De ses deux consonnes, il l’appelle.
Epouse ma forme, pénètre mes voyelles
Viens te lover au creux de mes oreilles
Écoule-toi à ton aise,
Comme rosée dans la corolle
Je suis moulin pour tes paroles
Je bois ta bouche et je m’affole
Laisse ton O se coucher sur le mien
Pour que mon U et ton N ne fassent plus qu’un
Feuille. Fleur. Fruit
Feuille. Fleur. Fruit.
Des lettres qui traversent les mots sans bruit
Et en transforment les sons
Entendez-vous le passage des saisons?
Feuille. Fleur. Fruit.
Comme un vent d’Est, soleil levant
Et nos mots à contre-courant
Les lettres s’échappent par la fenêtre
du F, qui n’est pas mais peut être.
De pied ferme, avenant, pour la forme à venir
Le F est forgeron abandonnant son oeuvre au Zéphir
Feuille. Fleur. Fruit
L’euille s’y frotte, au vent allant vert
Sonorité brouillée de couleurs éphémères
Une feuille, à sa branche, frétille
A flanc de F, les L s’émoustillent
Ouste! Comme un Ouest dont le E en escale
accoste nos pensées pour y chasser la grisaille
Feuille. Fleur. Fruit.
L’euil s’évente, et la feuille aveuglée en son coeur
F, falaise au pied du vide, L lointain, quand viendra l’eur?

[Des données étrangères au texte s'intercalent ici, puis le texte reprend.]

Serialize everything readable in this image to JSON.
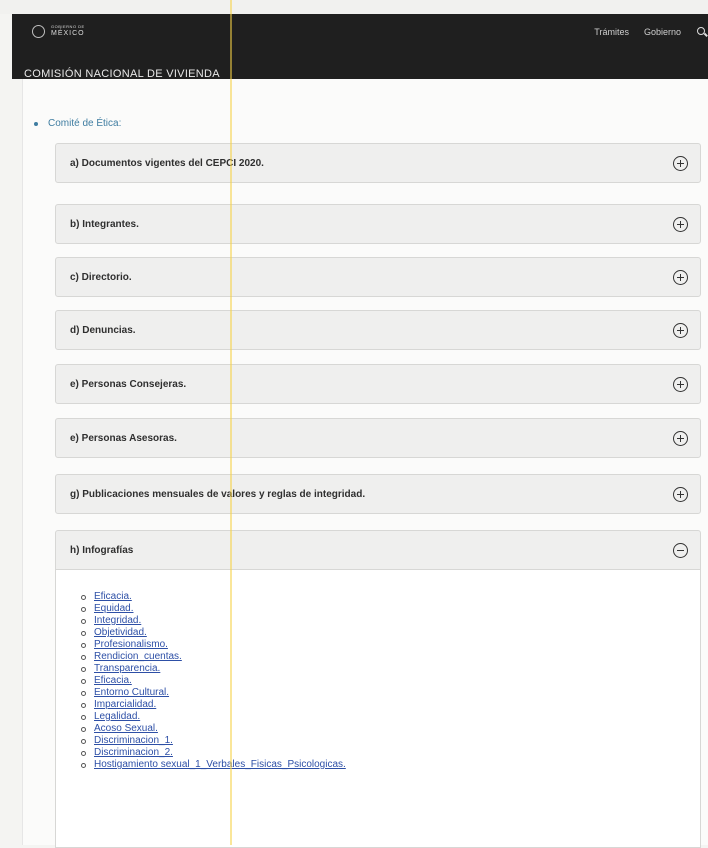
{
  "header": {
    "logo": {
      "line1": "GOBIERNO DE",
      "line2": "MÉXICO"
    },
    "nav": [
      "Trámites",
      "Gobierno"
    ],
    "search_icon": "search-icon",
    "org_name": "COMISIÓN NACIONAL DE VIVIENDA"
  },
  "main": {
    "committee_label": "Comité de Ética:",
    "accordion": [
      {
        "title": "a) Documentos vigentes del CEPCI 2020.",
        "icon": "plus-circle-icon"
      },
      {
        "title": "b) Integrantes.",
        "icon": "plus-circle-icon"
      },
      {
        "title": "c) Directorio.",
        "icon": "plus-circle-icon"
      },
      {
        "title": "d) Denuncias.",
        "icon": "plus-circle-icon"
      },
      {
        "title": "e) Personas Consejeras.",
        "icon": "plus-circle-icon"
      },
      {
        "title": "e) Personas Asesoras.",
        "icon": "plus-circle-icon"
      },
      {
        "title": "g) Publicaciones mensuales de valores y reglas de integridad.",
        "icon": "plus-circle-icon"
      },
      {
        "title": "h) Infografías",
        "icon": "minus-circle-icon"
      }
    ],
    "infografias": [
      "Eficacia.",
      "Equidad.",
      "Integridad.",
      "Objetividad.",
      "Profesionalismo.",
      "Rendicion_cuentas.",
      "Transparencia.",
      "Eficacia.",
      "Entorno Cultural.",
      "Imparcialidad.",
      "Legalidad.",
      "Acoso Sexual.",
      "Discriminacion_1.",
      "Discriminacion_2.",
      "Hostigamiento sexual_1_Verbales_Fisicas_Psicologicas."
    ]
  },
  "colors": {
    "header_bg": "#1f1f1f",
    "link": "#2d4fa6",
    "committee_link": "#3f7da1"
  }
}
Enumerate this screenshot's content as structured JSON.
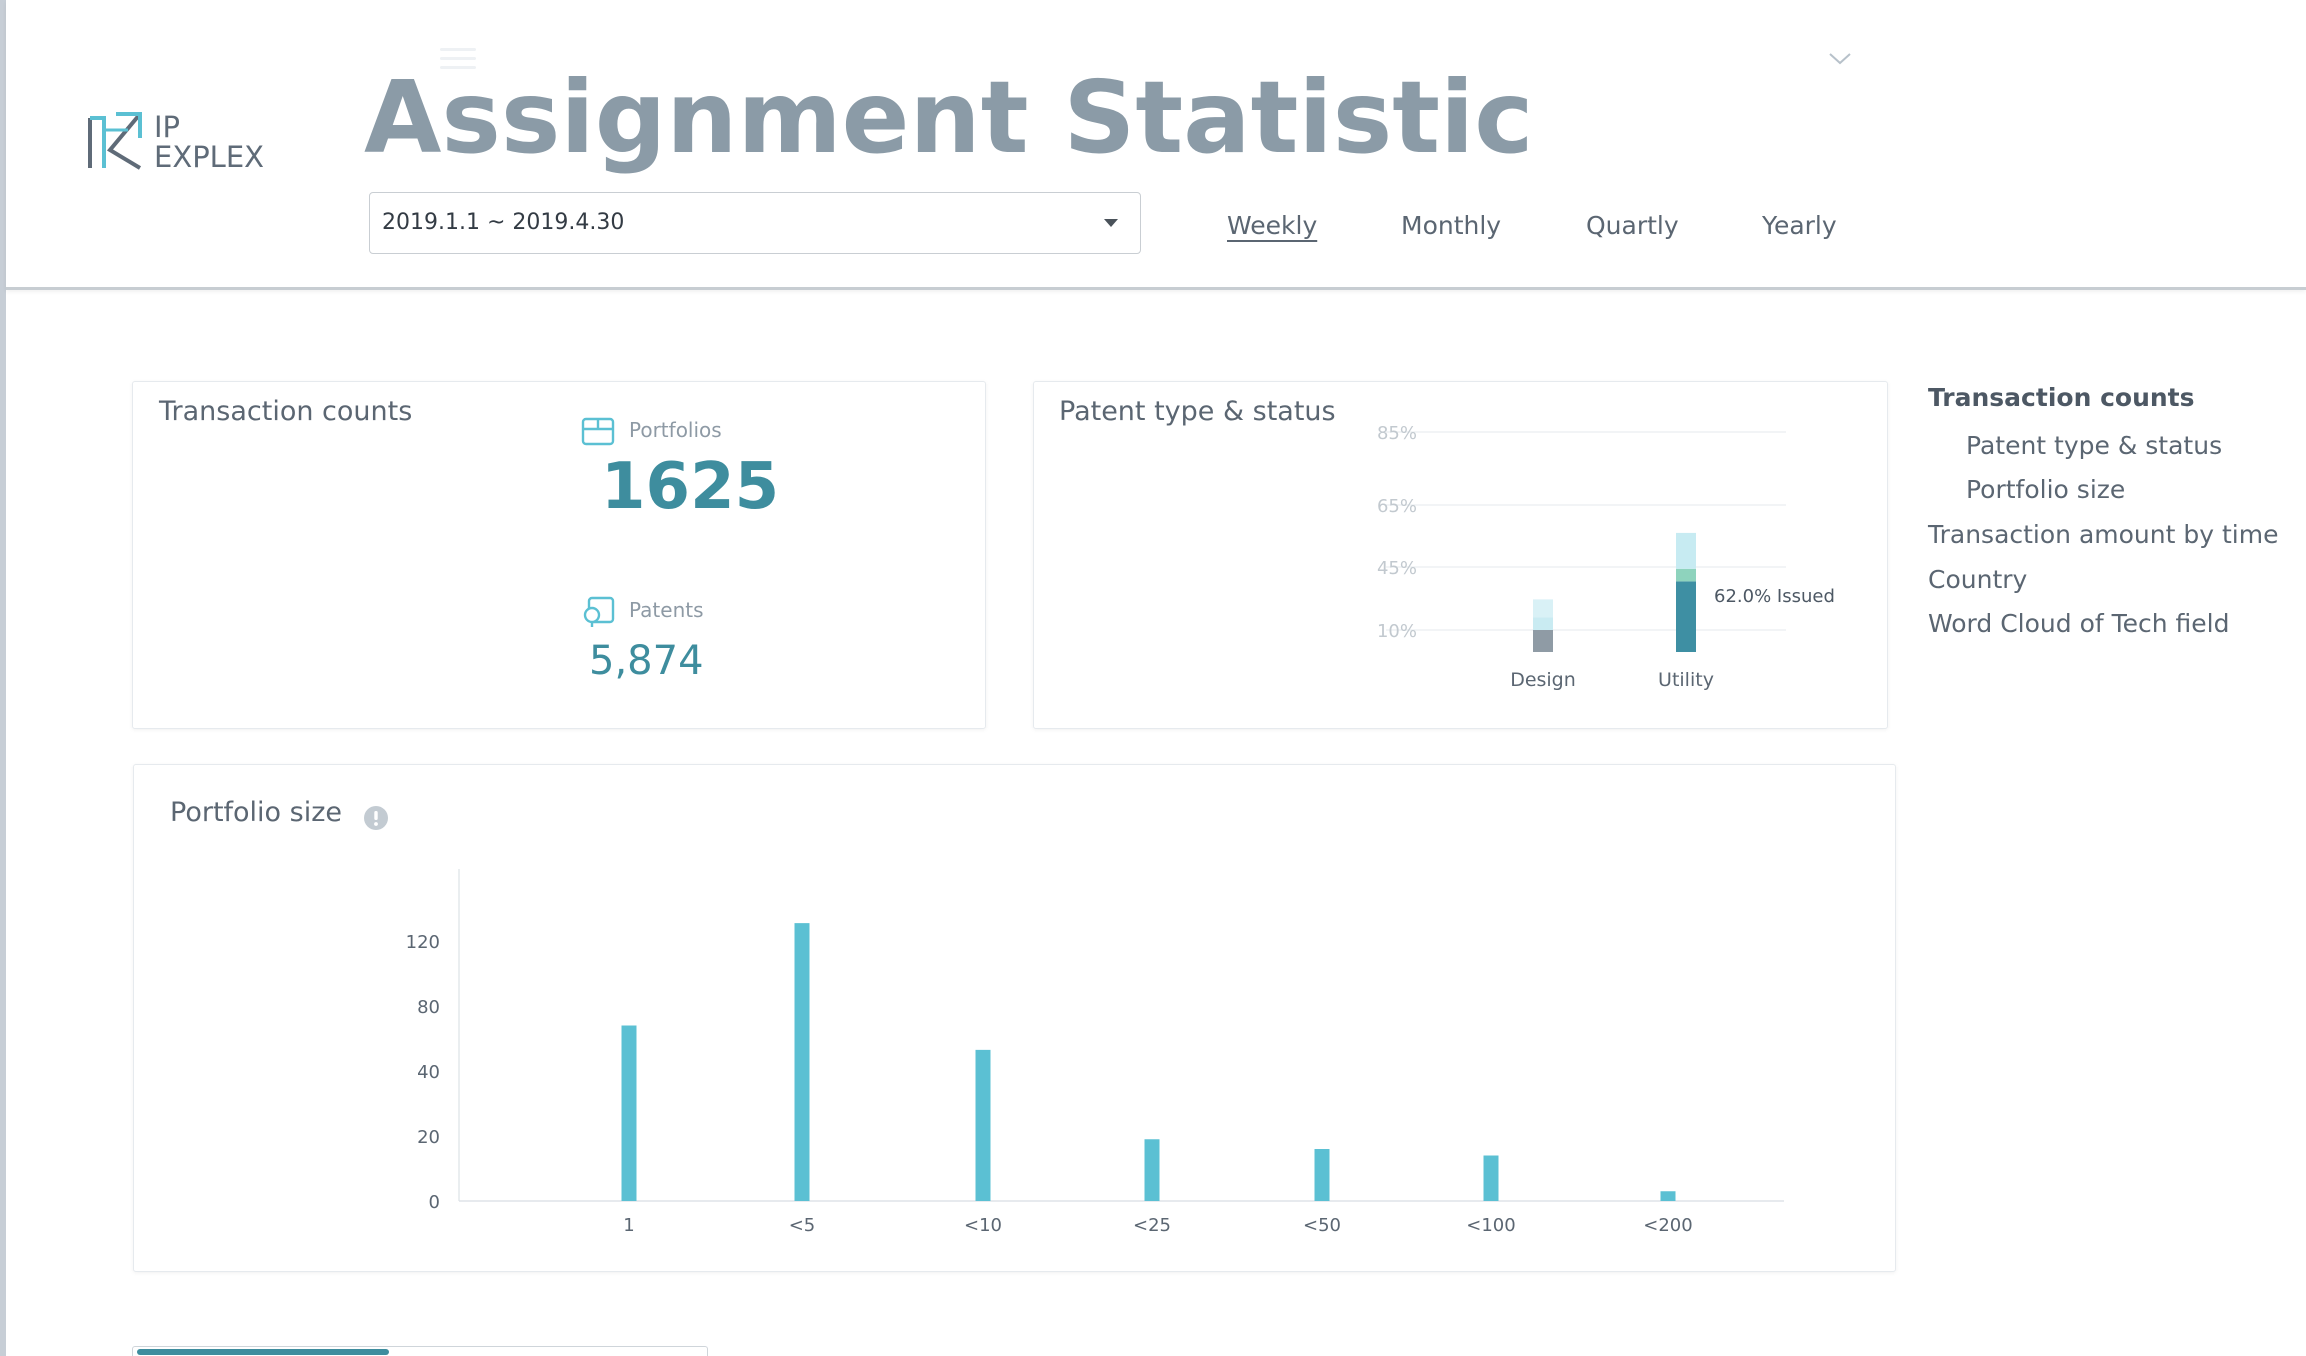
{
  "header": {
    "logo_line1": "IP",
    "logo_line2": "EXPLEX",
    "title": "Assignment Statistic",
    "date_range": "2019.1.1 ~ 2019.4.30",
    "periods": [
      "Weekly",
      "Monthly",
      "Quartly",
      "Yearly"
    ],
    "active_period": "Weekly"
  },
  "transaction_counts": {
    "title": "Transaction counts",
    "portfolios_label": "Portfolios",
    "portfolios_value": "1625",
    "patents_label": "Patents",
    "patents_value": "5,874"
  },
  "patent_type": {
    "title": "Patent type & status",
    "annotation": "62.0% Issued"
  },
  "portfolio_size": {
    "title": "Portfolio size"
  },
  "side_nav": {
    "items": [
      "Transaction counts",
      "Patent type & status",
      "Portfolio size",
      "Transaction amount by time",
      "Country",
      "Word Cloud of Tech field"
    ]
  },
  "colors": {
    "accent": "#3e8d9e",
    "bar": "#5bc0d3",
    "title_gray": "#8b9ba7",
    "utility_dark": "#3e8fa3",
    "utility_mid": "#8ed3bd",
    "utility_light": "#c7ebf2",
    "design_dark": "#8f9ba5",
    "design_light": "#c9ebf2"
  },
  "icons": [
    "logo-icon",
    "menu-icon",
    "chevron-down-icon",
    "caret-down-icon",
    "box-icon",
    "patent-icon",
    "info-icon"
  ],
  "chart_data": [
    {
      "type": "bar",
      "title": "Patent type & status",
      "categories": [
        "Design",
        "Utility"
      ],
      "y_tick_labels": [
        "10%",
        "45%",
        "65%",
        "85%"
      ],
      "stacked": true,
      "series": [
        {
          "values": [
            10,
            37
          ]
        },
        {
          "values": [
            7,
            7
          ]
        },
        {
          "values": [
            10,
            12
          ]
        }
      ],
      "annotations": [
        "62.0% Issued"
      ],
      "grid": true
    },
    {
      "type": "bar",
      "title": "Portfolio size",
      "categories": [
        "1",
        "<5",
        "<10",
        "<25",
        "<50",
        "<100",
        "<200"
      ],
      "values": [
        68,
        131,
        53,
        19,
        16,
        14,
        3
      ],
      "y_ticks": [
        0,
        20,
        40,
        80,
        120
      ],
      "grid": false
    }
  ]
}
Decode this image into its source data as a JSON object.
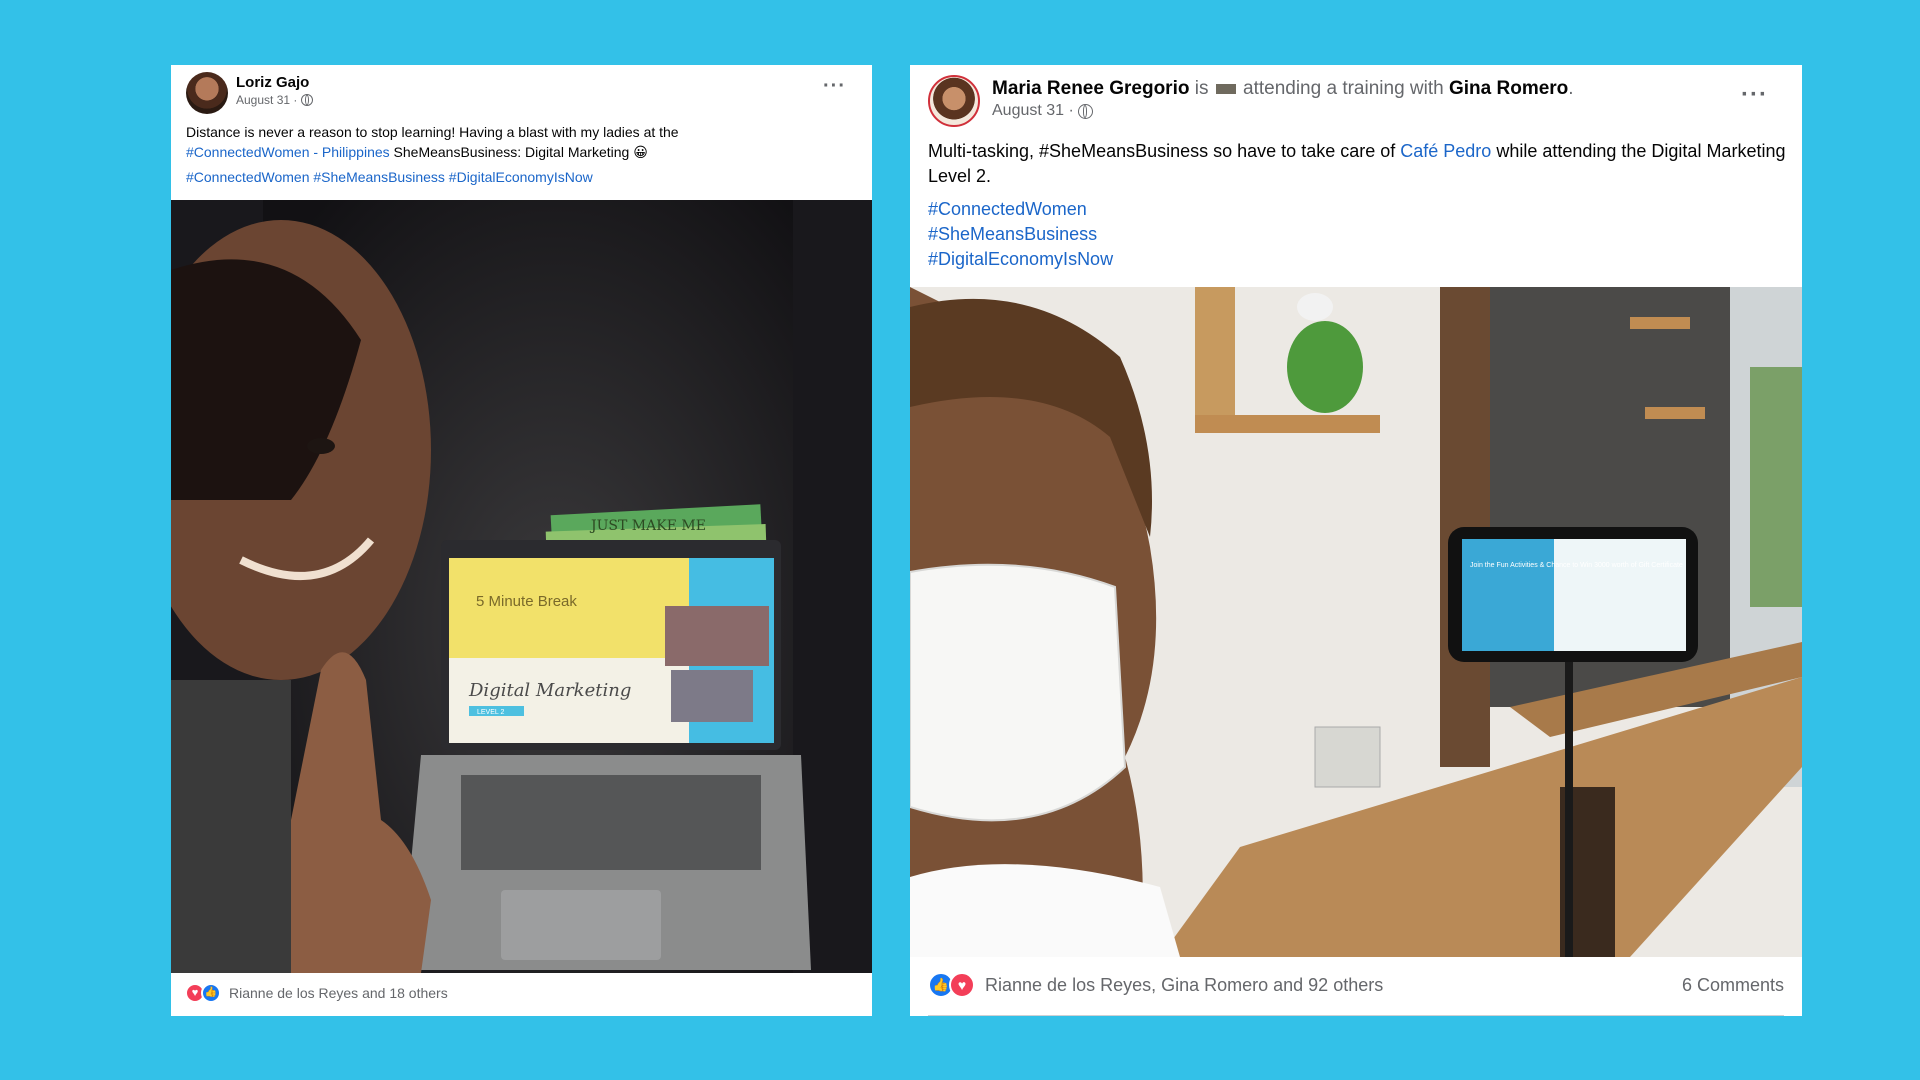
{
  "post1": {
    "author": "Loriz Gajo",
    "date": "August 31 ·",
    "text_line1": "Distance is never a reason to stop learning! Having a blast with my ladies at the",
    "page_link": "#ConnectedWomen - Philippines",
    "text_line2": " SheMeansBusiness: Digital Marketing",
    "emoji": "😀",
    "hashtags": [
      "#ConnectedWomen",
      "#SheMeansBusiness",
      "#DigitalEconomyIsNow"
    ],
    "photo": {
      "screen_title": "5 Minute Break",
      "screen_script": "Digital Marketing",
      "screen_badge": "LEVEL 2",
      "book_text": "JUST MAKE ME"
    },
    "reactions_text": "Rianne de los Reyes and 18 others",
    "reactions": [
      "love",
      "like"
    ]
  },
  "post2": {
    "author": "Maria Renee Gregorio",
    "activity_is": " is ",
    "activity_text": " attending a training with ",
    "tagged_user": "Gina Romero",
    "activity_end": ".",
    "date": "August 31 ·",
    "text_before": "Multi-tasking, #SheMeansBusiness so have to take care of ",
    "page_link": "Café Pedro",
    "text_after": " while attending the Digital Marketing Level 2.",
    "hashtags": [
      "#ConnectedWomen",
      "#SheMeansBusiness",
      "#DigitalEconomyIsNow"
    ],
    "photo": {
      "phone_text": "Join the Fun Activities & Chance to Win 3000 worth of Gift Certificate"
    },
    "reactions_text": "Rianne de los Reyes, Gina Romero and 92 others",
    "comments": "6 Comments",
    "reactions": [
      "like",
      "love"
    ]
  },
  "colors": {
    "background": "#33c1e8",
    "link": "#1b66c9",
    "secondary_text": "#65676b"
  }
}
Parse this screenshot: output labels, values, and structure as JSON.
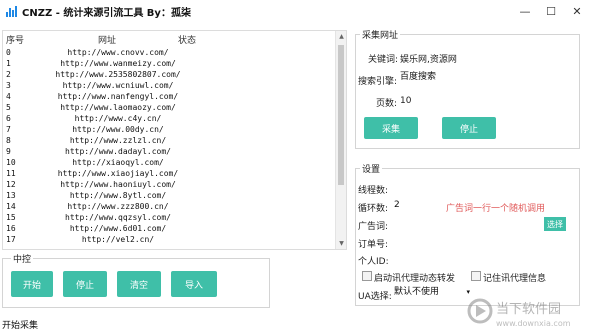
{
  "window": {
    "title": "CNZZ - 统计来源引流工具 By：孤柒",
    "min_glyph": "—",
    "max_glyph": "☐",
    "close_glyph": "✕"
  },
  "list": {
    "headers": {
      "index": "序号",
      "url": "网址",
      "status": "状态"
    },
    "rows": [
      {
        "idx": "0",
        "url": "http://www.cnovv.com/"
      },
      {
        "idx": "1",
        "url": "http://www.wanmeizy.com/"
      },
      {
        "idx": "2",
        "url": "http://www.2535802807.com/"
      },
      {
        "idx": "3",
        "url": "http://www.wcniuwl.com/"
      },
      {
        "idx": "4",
        "url": "http://www.nanfengyl.com/"
      },
      {
        "idx": "5",
        "url": "http://www.laomaozy.com/"
      },
      {
        "idx": "6",
        "url": "http://www.c4y.cn/"
      },
      {
        "idx": "7",
        "url": "http://www.00dy.cn/"
      },
      {
        "idx": "8",
        "url": "http://www.zzlzl.cn/"
      },
      {
        "idx": "9",
        "url": "http://www.dadayl.com/"
      },
      {
        "idx": "10",
        "url": "http://xiaoqyl.com/"
      },
      {
        "idx": "11",
        "url": "http://www.xiaojiayl.com/"
      },
      {
        "idx": "12",
        "url": "http://www.haoniuyl.com/"
      },
      {
        "idx": "13",
        "url": "http://www.8ytl.com/"
      },
      {
        "idx": "14",
        "url": "http://www.zzz800.cn/"
      },
      {
        "idx": "15",
        "url": "http://www.qqzsyl.com/"
      },
      {
        "idx": "16",
        "url": "http://www.6d01.com/"
      },
      {
        "idx": "17",
        "url": "http://vel2.cn/"
      }
    ],
    "scroll_up": "▲",
    "scroll_down": "▼"
  },
  "control": {
    "legend": "中控",
    "start": "开始",
    "stop": "停止",
    "clear": "清空",
    "import": "导入"
  },
  "collect": {
    "legend": "采集网址",
    "keyword_label": "关键词:",
    "keyword_value": "娱乐网,资源网",
    "engine_label": "搜索引擎:",
    "engine_value": "百度搜索",
    "pages_label": "页数:",
    "pages_value": "10",
    "collect_btn": "采集",
    "stop_btn": "停止"
  },
  "settings": {
    "legend": "设置",
    "threads_label": "线程数:",
    "threads_value": "",
    "loops_label": "循环数:",
    "loops_value": "2",
    "ad_hint": "广告词一行一个随机调用",
    "ad_label": "广告词:",
    "ad_value": "",
    "choose_btn": "选择",
    "order_label": "订单号:",
    "order_value": "",
    "personal_label": "个人ID:",
    "personal_value": "",
    "proxy_dynamic_label": "启动讯代理动态转发",
    "remember_proxy_label": "记住讯代理信息",
    "ua_label": "UA选择:",
    "ua_value": "默认不使用"
  },
  "status": {
    "text": "开始采集"
  },
  "watermark": {
    "line1": "当下软件园",
    "line2": "www.downxia.com"
  },
  "colors": {
    "accent": "#3fbfa8",
    "hint": "#e05a5a"
  }
}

Aux portes de l’Erèbe, sous la robe du printemps
Enfoui, un rêve espère rêveur dans l’autre monde qui l’attend
Pour qu’à l’ombre d’un L égaré, nos regards s’éblouissent
A l’aube d’une nouvelle année, de nouvelles lettres s’épanouissent
Feuille. Fleur. Fruit.
Le L dépouillé de son écho est lisse comme la solitude,
Caresse des vents alyzés qui balayent, d’un revers de lettres, sa finitude
Désir ardent d’être enlacé, le L au F s’accole
Et par l’eur à peine effleuré, que déjà se forme corolle
Cinq pétales, une syllabe, de son R couronnée
Même la modestie courbe l’échine et embrasse sa volupté
Feuille. Fleur. Fruit
La fleur est un élan décisif, sa beauté est chimère pour nous en écarter
Gramophone, du monde, elle en est la musique mais il faut vite nous hâter
Derrière ses couleurs se cache le rythme, dans ses lettres de noblesse, un écoulement
C’est elle qui donne à connaître, malheur à ceux qui laisse filer son présent
Mélancolie d’un courant d’R, spectacle de voyelles affadies
Le L s’envole, la fleur se fâne pour que cesse la flânerie
Feuille. Fleur. Fruit
A bout de mot, le R se raidit, lui qui avait le vent en poupe
Joyeux vertige, maintenant enserré quand vient le T et sa troupe
Un avant-goût de gravité, le fruit entraîné par sa consonne finale
Est destiné à tomber si on ne le cueille pour croquer ses entrailles
Comme l’été, qui toujours prend de l’avance sur le présent
Et ne s’écrit qu’au passé, à l’abri de son auparavant
Tête au pied
Je rêve de mots illétrés
Et de lettres analphabètes
D’un esprit qui s’écrit comme ses pieds
Et d’un A à l’envers avec deux cornes sur la tête
Le R en déserrance
Un mot est une mort sans R
Respire! Un dernier souffle. Expire sans avoir l’air
La mort est un mot qui prend l’ R
Or de mon corps, écris-moi pour me taire
Et si la mort est un mot qui prend corps
Le mot est une mort qui prend conscience
La vie n’est qu’une mort lente qui se mot dit et s’épelle existence !
De mot à moi
Toi le mot, as-tu remarqué?
Tu ressembles un peu à mon moi
Il n’y a qu’une lettre pour nous distinguer
Quelle drôle d’observation est-ce là!
Toi, créature des sphères supérieures
Peut-être sauras-tu me dire
S’il s’agit d’une simple consonnance mineure
Ou bien y a-t-il un secret à découvrir ?
Toi qui a choisi le T comme lettre finale
Quel choix avisé, celui d’un destin à l’horizontal
J’ai péché par ivresse et préféré le I
Un manque de sagesse, mon dieu, qu’est-ce qui m’a pris?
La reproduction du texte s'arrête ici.